Eikoh Hosoe (細江英公) is a Japanese filmmaker and photographer. He was born on March 18th, 1933 in Yonezawa, Yamagata. He is best known for his post World War II work, focusing on the psychological aspects of war, sex and death.
He was born as Hiroshi Satoshi in 1933, and moved to Tokyo 3 months after he was born. His cousin told him to call himself Eikoh Hosoe instead, and so he legally changed his name in 1947.
He attended the Tokyo Polytechnic Institute at 19, and graduated with a focus on photography. For a while he worked for women’s magazines. By 1960, he had presented his own gallery titled “Man and Woman” where he won the Japan Photo Film Critics Association Award for New artists.

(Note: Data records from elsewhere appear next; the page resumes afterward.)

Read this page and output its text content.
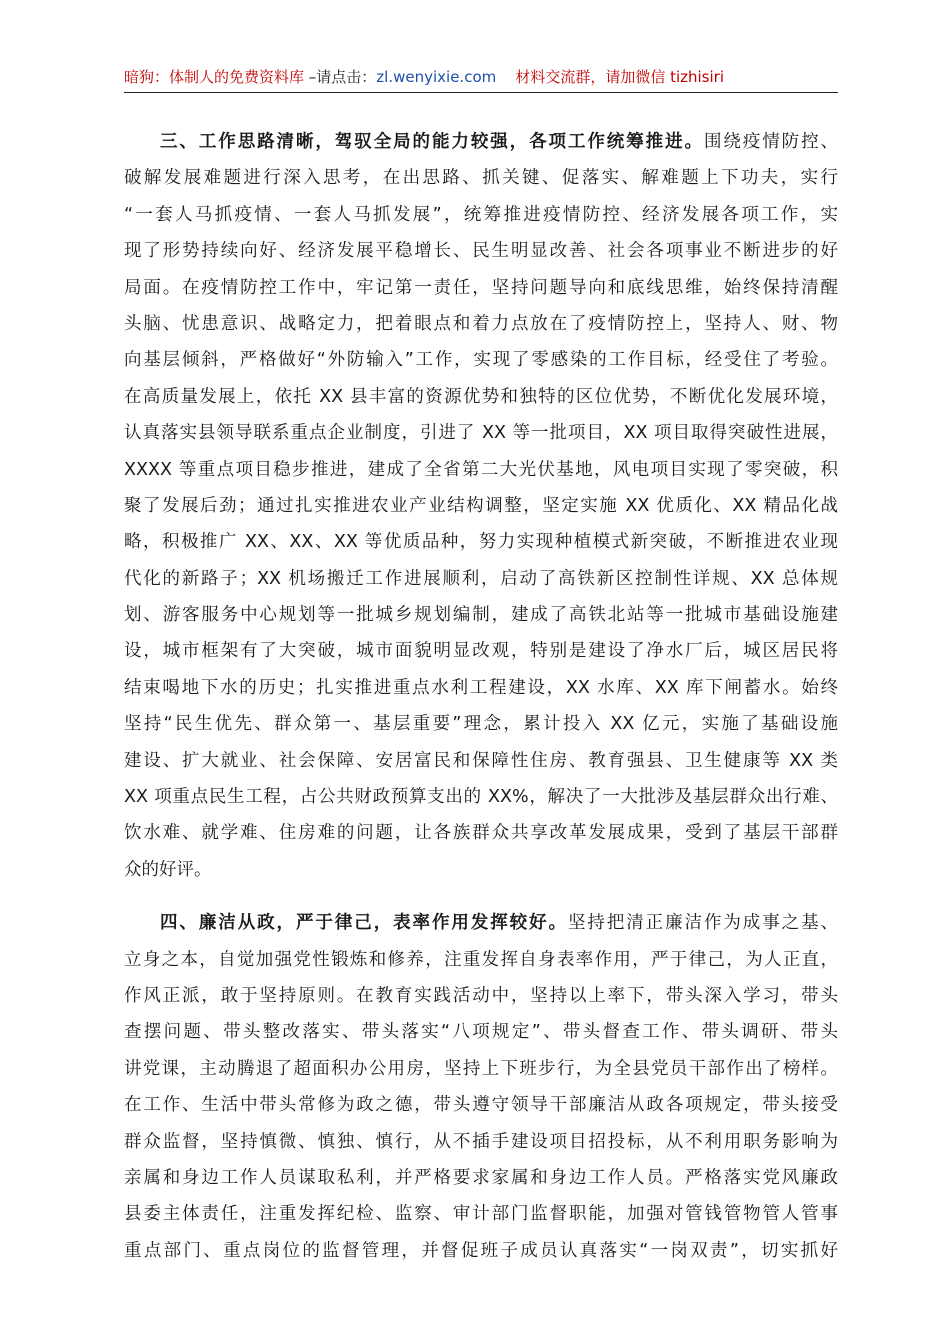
暗狗：体制人的免费资料库 –请点击：zl.wenyixie.com 材料交流群，请加微信 tizhisiri
三、工作思路清晰，驾驭全局的能力较强，各项工作统筹推进。围绕疫情防控、
破解发展难题进行深入思考，在出思路、抓关键、促落实、解难题上下功夫，实行
“一套人马抓疫情、一套人马抓发展”，统筹推进疫情防控、经济发展各项工作，实
现了形势持续向好、经济发展平稳增长、民生明显改善、社会各项事业不断进步的好
局面。在疫情防控工作中，牢记第一责任，坚持问题导向和底线思维，始终保持清醒
头脑、忧患意识、战略定力，把着眼点和着力点放在了疫情防控上，坚持人、财、物
向基层倾斜，严格做好“外防输入”工作，实现了零感染的工作目标，经受住了考验。
在高质量发展上，依托 XX 县丰富的资源优势和独特的区位优势，不断优化发展环境，
认真落实县领导联系重点企业制度，引进了 XX 等一批项目，XX 项目取得突破性进展，
XXXX 等重点项目稳步推进，建成了全省第二大光伏基地，风电项目实现了零突破，积
聚了发展后劲；通过扎实推进农业产业结构调整，坚定实施 XX 优质化、XX 精品化战
略，积极推广 XX、XX、XX 等优质品种，努力实现种植模式新突破，不断推进农业现
代化的新路子；XX 机场搬迁工作进展顺利，启动了高铁新区控制性详规、XX 总体规
划、游客服务中心规划等一批城乡规划编制，建成了高铁北站等一批城市基础设施建
设，城市框架有了大突破，城市面貌明显改观，特别是建设了净水厂后，城区居民将
结束喝地下水的历史；扎实推进重点水利工程建设，XX 水库、XX 库下闸蓄水。始终
坚持“民生优先、群众第一、基层重要”理念，累计投入 XX 亿元，实施了基础设施
建设、扩大就业、社会保障、安居富民和保障性住房、教育强县、卫生健康等 XX 类
XX 项重点民生工程，占公共财政预算支出的 XX%，解决了一大批涉及基层群众出行难、
饮水难、就学难、住房难的问题，让各族群众共享改革发展成果，受到了基层干部群
众的好评。
四、廉洁从政，严于律己，表率作用发挥较好。坚持把清正廉洁作为成事之基、
立身之本，自觉加强党性锻炼和修养，注重发挥自身表率作用，严于律己，为人正直，
作风正派，敢于坚持原则。在教育实践活动中，坚持以上率下，带头深入学习，带头
查摆问题、带头整改落实、带头落实“八项规定”、带头督查工作、带头调研、带头
讲党课，主动腾退了超面积办公用房，坚持上下班步行，为全县党员干部作出了榜样。
在工作、生活中带头常修为政之德，带头遵守领导干部廉洁从政各项规定，带头接受
群众监督，坚持慎微、慎独、慎行，从不插手建设项目招投标，从不利用职务影响为
亲属和身边工作人员谋取私利，并严格要求家属和身边工作人员。严格落实党风廉政
县委主体责任，注重发挥纪检、监察、审计部门监督职能，加强对管钱管物管人管事
重点部门、重点岗位的监督管理，并督促班子成员认真落实“一岗双责”，切实抓好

That same year he begun to work on what would be one of his most famous works, a collaboration with other artists known as the “Jazz Film Laboratory” with Tatsumi Hijikata, Shuji Terayama, and Shōmei Tōmatsu. The purpose of the collaboration was to produce avant-garde works about created various intense pieces of artwork using a wide variety of mediums, including photography, film and paintings.
Hosoe continued to be known for his shocking images, such as photographs of dead women sprawled on the ground, decapitated heads, young women exposing themselves and more. Many of his pieces were in black and white.
In 1994, Hosoe became a professor at the Tokyo Polytechnic Institute. He is currently the curator of Kiyosato Museum of Photographic Arts, and has been since 1995. He also has his own art institute.